Elshtain, who was raised in the Christian tradition, said she “joined the community of those who chided those who believed,” while she was in college. She became a Deist while studying the Enlightenment. Ultimately, she realized that “much of what I thought I had rejected lived on and burst forth” in her writings, but also in her broader understanding of the world.

Religious teachings, modes of thought “that helped shape the world,” should always be incorporated by wise political thinkers, said Elshtain, the author of several books, including “Sovereignty: God, State, and Self.”

“In the West, one of those formative, formative movements and ways of being in the world is, of course, Christianity. We omit or forget this at our peril … we lose contact with the sources and the forces that have, for better or worse, made us who we are as persons and as a complex, diverse culture.”

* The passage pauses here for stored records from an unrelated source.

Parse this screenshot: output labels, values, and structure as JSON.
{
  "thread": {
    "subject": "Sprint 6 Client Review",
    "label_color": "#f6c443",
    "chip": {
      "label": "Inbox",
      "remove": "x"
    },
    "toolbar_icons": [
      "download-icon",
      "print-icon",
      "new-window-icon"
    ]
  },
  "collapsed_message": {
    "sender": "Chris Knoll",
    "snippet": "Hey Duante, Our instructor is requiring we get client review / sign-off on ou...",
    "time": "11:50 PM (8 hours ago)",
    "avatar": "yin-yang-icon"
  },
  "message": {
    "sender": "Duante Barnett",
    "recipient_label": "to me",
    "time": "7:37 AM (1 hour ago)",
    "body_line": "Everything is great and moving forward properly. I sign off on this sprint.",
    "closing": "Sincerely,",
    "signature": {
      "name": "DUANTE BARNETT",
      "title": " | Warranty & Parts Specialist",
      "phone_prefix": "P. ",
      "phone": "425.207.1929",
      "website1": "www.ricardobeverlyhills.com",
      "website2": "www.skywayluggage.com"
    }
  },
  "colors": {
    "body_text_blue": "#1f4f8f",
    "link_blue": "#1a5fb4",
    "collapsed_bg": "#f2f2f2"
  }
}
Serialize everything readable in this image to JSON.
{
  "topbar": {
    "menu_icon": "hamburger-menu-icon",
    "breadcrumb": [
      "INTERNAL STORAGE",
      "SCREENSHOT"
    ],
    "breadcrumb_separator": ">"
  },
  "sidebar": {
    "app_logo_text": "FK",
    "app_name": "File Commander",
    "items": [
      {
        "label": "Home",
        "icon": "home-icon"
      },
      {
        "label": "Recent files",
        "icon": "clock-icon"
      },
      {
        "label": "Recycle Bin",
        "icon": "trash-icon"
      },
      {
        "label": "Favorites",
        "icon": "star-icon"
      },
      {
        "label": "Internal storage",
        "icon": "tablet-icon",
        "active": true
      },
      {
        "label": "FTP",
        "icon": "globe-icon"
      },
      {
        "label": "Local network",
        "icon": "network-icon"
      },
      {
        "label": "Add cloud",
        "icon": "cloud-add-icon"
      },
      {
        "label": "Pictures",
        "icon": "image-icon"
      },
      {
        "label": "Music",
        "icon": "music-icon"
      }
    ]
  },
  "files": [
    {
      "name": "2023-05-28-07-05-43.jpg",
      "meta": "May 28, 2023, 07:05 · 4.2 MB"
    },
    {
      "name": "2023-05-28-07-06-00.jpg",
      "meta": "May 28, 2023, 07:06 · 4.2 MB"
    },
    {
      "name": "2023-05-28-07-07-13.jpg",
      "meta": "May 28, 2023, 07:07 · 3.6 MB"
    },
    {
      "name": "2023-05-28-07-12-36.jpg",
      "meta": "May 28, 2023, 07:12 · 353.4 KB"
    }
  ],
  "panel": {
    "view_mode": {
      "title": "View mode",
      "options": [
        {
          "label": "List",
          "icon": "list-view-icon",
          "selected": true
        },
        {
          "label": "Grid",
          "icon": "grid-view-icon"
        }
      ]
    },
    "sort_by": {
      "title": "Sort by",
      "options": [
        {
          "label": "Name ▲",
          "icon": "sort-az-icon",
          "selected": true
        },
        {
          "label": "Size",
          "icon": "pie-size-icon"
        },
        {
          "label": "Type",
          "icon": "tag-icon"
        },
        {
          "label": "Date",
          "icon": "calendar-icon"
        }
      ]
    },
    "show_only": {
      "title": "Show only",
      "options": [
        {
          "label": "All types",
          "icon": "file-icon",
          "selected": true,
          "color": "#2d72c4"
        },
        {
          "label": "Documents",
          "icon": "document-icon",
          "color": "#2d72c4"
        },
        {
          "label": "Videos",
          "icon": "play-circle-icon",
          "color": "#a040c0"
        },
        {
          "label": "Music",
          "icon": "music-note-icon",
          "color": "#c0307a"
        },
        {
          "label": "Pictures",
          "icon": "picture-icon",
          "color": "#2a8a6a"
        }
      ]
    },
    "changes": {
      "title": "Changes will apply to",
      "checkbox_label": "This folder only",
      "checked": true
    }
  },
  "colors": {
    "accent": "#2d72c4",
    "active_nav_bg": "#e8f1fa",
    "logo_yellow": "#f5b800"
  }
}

What’s needed to foster productive civic discourse, suggested Elshtain, is a type of toleration that recognizes the importance and validity of other forms of religious thought.  She offered the comments of Pope John Paul II during a visit to Kazakhstan in 2001 as an example of “an eloquent defense of toleration.”

“When, in a society, citizens accept one another …  in their respective religious beliefs, it is easier to foster among them recognition of other human rights, and an understanding of the values on which a peaceful and productive coexistence may be based,” the pope said. “In fact, they feel a common bond in the awareness that they are brothers and sisters because they are children of the one God.”